Because of a mild allergy to subscripts, I will solve a smaller problem. Let $a,b,c,d$ be distinct numbers, and let $p,q,r,s$ be any numbers. Find a polynomial $P(x)$ of degree $\le 3$ such that $P(a)=p$, $P(b)=q$, $P(c)=r$, and $P(d)=s$.
We use the polynomial $P(x)=A(x-b)(x-c)(x-d)+B(x-a)(x-c)(x-d)+C(x-a)(x-b)(x-d)+D(x-a)(x-b)(x-c),$ where the numbers $A$, $B$, $C$, and $D$ will be chosen soon.
Note that when we substitute $a$ for $x$ in our expression for $P(x)$, the last three terms die. So $P(a)=A(a-b)(a-c)(a-d).$ We want $P(a)=p$. That is easy to arrange by choosing $A=\frac{p}{(a-b)(a-c)(a-d)}.$ In essentially the same way, we can determine $B$, $C$, and $D$. It is no harder to deal with $10$ points, or $100$.
The uniqueness part is standard field theory.

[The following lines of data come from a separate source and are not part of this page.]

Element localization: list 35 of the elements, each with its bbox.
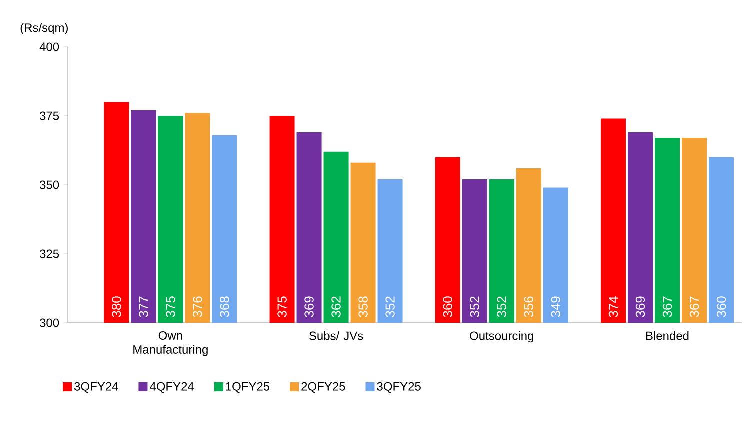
- legend-label: 3QFY24: [74, 382, 118, 394]
- data-label: 352: [497, 296, 506, 318]
- y-tick-label: 350: [40, 180, 60, 190]
- data-label: 376: [193, 296, 202, 318]
- data-label: 349: [551, 296, 560, 318]
- x-tick-label: Subs/ JVs: [309, 331, 364, 340]
- data-label: 377: [139, 296, 148, 318]
- data-label: 380: [112, 296, 122, 318]
- data-label: 360: [443, 296, 452, 318]
- data-label: 375: [278, 296, 287, 318]
- legend-label: 3QFY25: [377, 382, 421, 394]
- data-label: 369: [304, 296, 314, 318]
- y-tick-label: 375: [40, 112, 60, 120]
- data-label: 360: [716, 296, 726, 318]
- y-tick-label: 300: [40, 318, 60, 328]
- y-tick-label: 325: [40, 250, 60, 258]
- data-label: 375: [166, 296, 176, 318]
- legend-label: 1QFY25: [226, 382, 270, 394]
- data-label: 368: [220, 296, 230, 318]
- data-label: 369: [636, 296, 646, 318]
- y-axis-title: (Rs/sqm): [20, 23, 68, 35]
- data-label: 367: [662, 296, 672, 318]
- data-label: 358: [358, 296, 368, 318]
- y-tick-label: 400: [40, 42, 60, 52]
- x-tick-label: Own Manufacturing: [134, 331, 208, 356]
- x-tick-label: Outsourcing: [470, 331, 534, 343]
- data-label: 356: [524, 296, 534, 318]
- data-label: 352: [386, 296, 395, 318]
- data-label: 352: [470, 296, 480, 318]
- legend-label: 4QFY24: [150, 382, 194, 394]
- x-tick-label: Blended: [646, 331, 689, 340]
- legend-label: 2QFY25: [302, 382, 346, 394]
- data-label: 374: [608, 296, 618, 318]
- data-label: 367: [690, 296, 700, 318]
- data-label: 362: [332, 296, 341, 318]
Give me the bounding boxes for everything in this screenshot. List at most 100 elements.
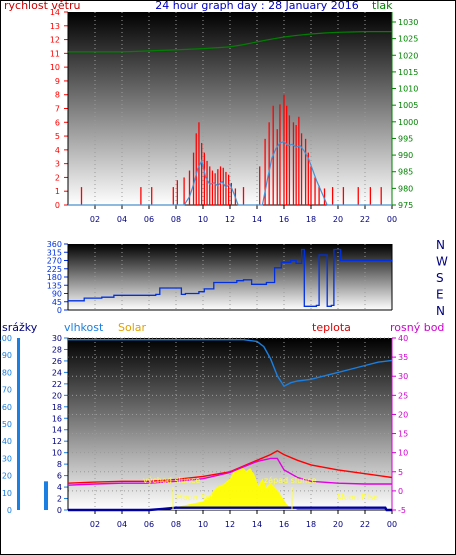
temperature-x-tick-label: 22 [360, 520, 370, 529]
temperature-x-tick-label: 20 [333, 520, 343, 529]
pressure-y-tick-label: 980 [398, 184, 413, 193]
temperature-line [67, 449, 393, 484]
temperature-x-tick-label: 12 [225, 520, 235, 529]
pressure-y-tick-label: 1020 [398, 51, 418, 60]
direction-y-tick-label: 270 [47, 257, 62, 266]
wind-y-tick-label: 1 [55, 187, 60, 196]
temperature-x-tick-label: 18 [306, 520, 316, 529]
direction-y-tick-label: 225 [47, 265, 62, 274]
wind-axis-title: rychlost větru [4, 0, 80, 12]
pressure-y-tick-label: 1025 [398, 35, 418, 44]
pressure-y-tick-label: 985 [398, 168, 413, 177]
wind-speed-line [68, 140, 392, 206]
temperature-y-tick-label: -5 [398, 506, 406, 515]
temperature-y-tick-label: 30 [398, 372, 408, 381]
wind-y-tick-label: 8 [55, 91, 60, 100]
humidity-y-tick-label: 50 [2, 420, 12, 429]
temperature-y-tick-label: 35 [398, 353, 408, 362]
direction-y-tick-label: 0 [57, 306, 62, 315]
chart-marks [67, 31, 393, 512]
humidity-y-tick-label: 90 [2, 351, 12, 360]
rain-line [68, 506, 392, 512]
wind-y-tick-label: 0 [55, 201, 60, 210]
direction-y-tick-label: 360 [47, 240, 62, 249]
humidity-y-tick-label: 40 [2, 437, 12, 446]
temperature-x-tick-label: 14 [252, 520, 262, 529]
rain-y-tick-label: 30 [52, 334, 62, 343]
humidity-y-tick-label: 30 [2, 454, 12, 463]
sunrise-label: východ slunce [143, 476, 200, 485]
wind-x-tick-label: 10 [198, 215, 208, 224]
direction-y-tick-label: 90 [52, 290, 62, 299]
temperature-y-tick-label: 15 [398, 430, 408, 439]
wind-x-tick-label: 08 [171, 215, 181, 224]
wind-y-tick-label: 10 [50, 63, 60, 72]
rain-y-tick-label: 4 [57, 483, 62, 492]
rain-y-tick-label: 8 [57, 460, 62, 469]
temperature-x-tick-label: 02 [90, 520, 100, 529]
humidity-line [68, 339, 393, 388]
temperature-y-tick-label: 20 [398, 410, 408, 419]
rain-y-tick-label: 18 [52, 403, 62, 412]
wind-x-tick-label: 04 [117, 215, 127, 224]
humidity-axis-bar [17, 338, 20, 510]
wind-y-tick-label: 9 [55, 77, 60, 86]
pressure-y-tick-label: 1000 [398, 118, 418, 127]
direction-y-tick-label: 45 [52, 298, 62, 307]
pressure-y-tick-label: 995 [398, 134, 413, 143]
rain-axis-bar [44, 481, 48, 510]
temperature-grid [17, 337, 396, 514]
wind-y-tick-label: 5 [55, 132, 60, 141]
wind-y-tick-label: 6 [55, 118, 60, 127]
humidity-y-tick-label: 80 [2, 368, 12, 377]
humidity-axis-title: vlhkost [64, 321, 104, 334]
pressure-line [68, 31, 392, 53]
wind-y-tick-label: 3 [55, 160, 60, 169]
temperature-x-tick-label: 06 [144, 520, 154, 529]
pressure-y-tick-label: 990 [398, 151, 413, 160]
chart-title: 24 hour graph day : 28 January 2016 [155, 0, 359, 12]
wind-x-tick-label: 02 [90, 215, 100, 224]
pressure-y-tick-label: 1005 [398, 101, 418, 110]
wind-x-tick-label: 12 [225, 215, 235, 224]
humidity-y-tick-label: 10 [2, 489, 12, 498]
tick-labels: 0123456789101112131497598098599099510001… [0, 8, 448, 529]
rain-y-tick-label: 16 [52, 414, 62, 423]
rain-axis-title: srážky [2, 321, 38, 334]
temperature-y-tick-label: 25 [398, 391, 408, 400]
pressure-y-tick-label: 1030 [398, 18, 418, 27]
temperature-y-tick-label: 0 [398, 487, 403, 496]
rain-y-tick-label: 0 [57, 506, 62, 515]
pressure-y-tick-label: 1015 [398, 68, 418, 77]
humidity-y-tick-label: 0 [7, 506, 12, 515]
direction-grid [64, 243, 393, 311]
direction-y-tick-label: 180 [47, 273, 62, 282]
compass-label: E [436, 288, 444, 302]
humidity-y-tick-label: 100 [0, 334, 12, 343]
wind-direction-line [68, 248, 393, 307]
pressure-y-tick-label: 975 [398, 201, 413, 210]
compass-label: N [436, 238, 445, 252]
rain-y-tick-label: 14 [52, 426, 62, 435]
wind-y-tick-label: 4 [55, 146, 60, 155]
wind-x-tick-label: 16 [279, 215, 289, 224]
rain-y-tick-label: 22 [52, 380, 62, 389]
pressure-y-tick-label: 1010 [398, 85, 418, 94]
wind-x-tick-label: 20 [333, 215, 343, 224]
wind-y-tick-label: 2 [55, 173, 60, 182]
rain-y-tick-label: 20 [52, 391, 62, 400]
wind-y-tick-label: 14 [50, 8, 60, 17]
temperature-x-tick-label: 10 [198, 520, 208, 529]
temperature-x-tick-label: 08 [171, 520, 181, 529]
temperature-x-tick-label: 16 [279, 520, 289, 529]
solar-axis-title: Solar [118, 321, 147, 334]
wind-y-tick-label: 11 [50, 49, 60, 58]
wind-y-tick-label: 7 [55, 105, 60, 114]
wind-y-tick-label: 12 [50, 36, 60, 45]
temperature-y-tick-label: 10 [398, 449, 408, 458]
humidity-y-tick-label: 20 [2, 472, 12, 481]
rain-y-tick-label: 28 [52, 345, 62, 354]
temperature-y-tick-label: 40 [398, 334, 408, 343]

Remark: If we are in a subscript mood, we can write out a solution of the problem for general $n$. Let $Q_i(x)=\frac{\prod_{j=1}^n (x-x_j)}{x-x_i}.$ Despite appearances, $Q_i(x)$ is a polynomial, indeed one of degree $n-1$. It is the product of all terms $x-x_j$ except $x-x_i$. Let $P(x)=A_1Q_1(x)+A_2Q_2(x)+A_3Q_3(x)+\cdots+A_nQ_n(x),$ where the $A_i$ are constants that will be chosen soon. If we let $A_i=\frac{y_i}{Q(x_i)},$ then $P(x)$ has the desired properties. Nice compact proof. But it may be hard to see what is really going on without going through a few concrete examples, or general examples but for a small $n$, like the $n=4$ we dealt with above.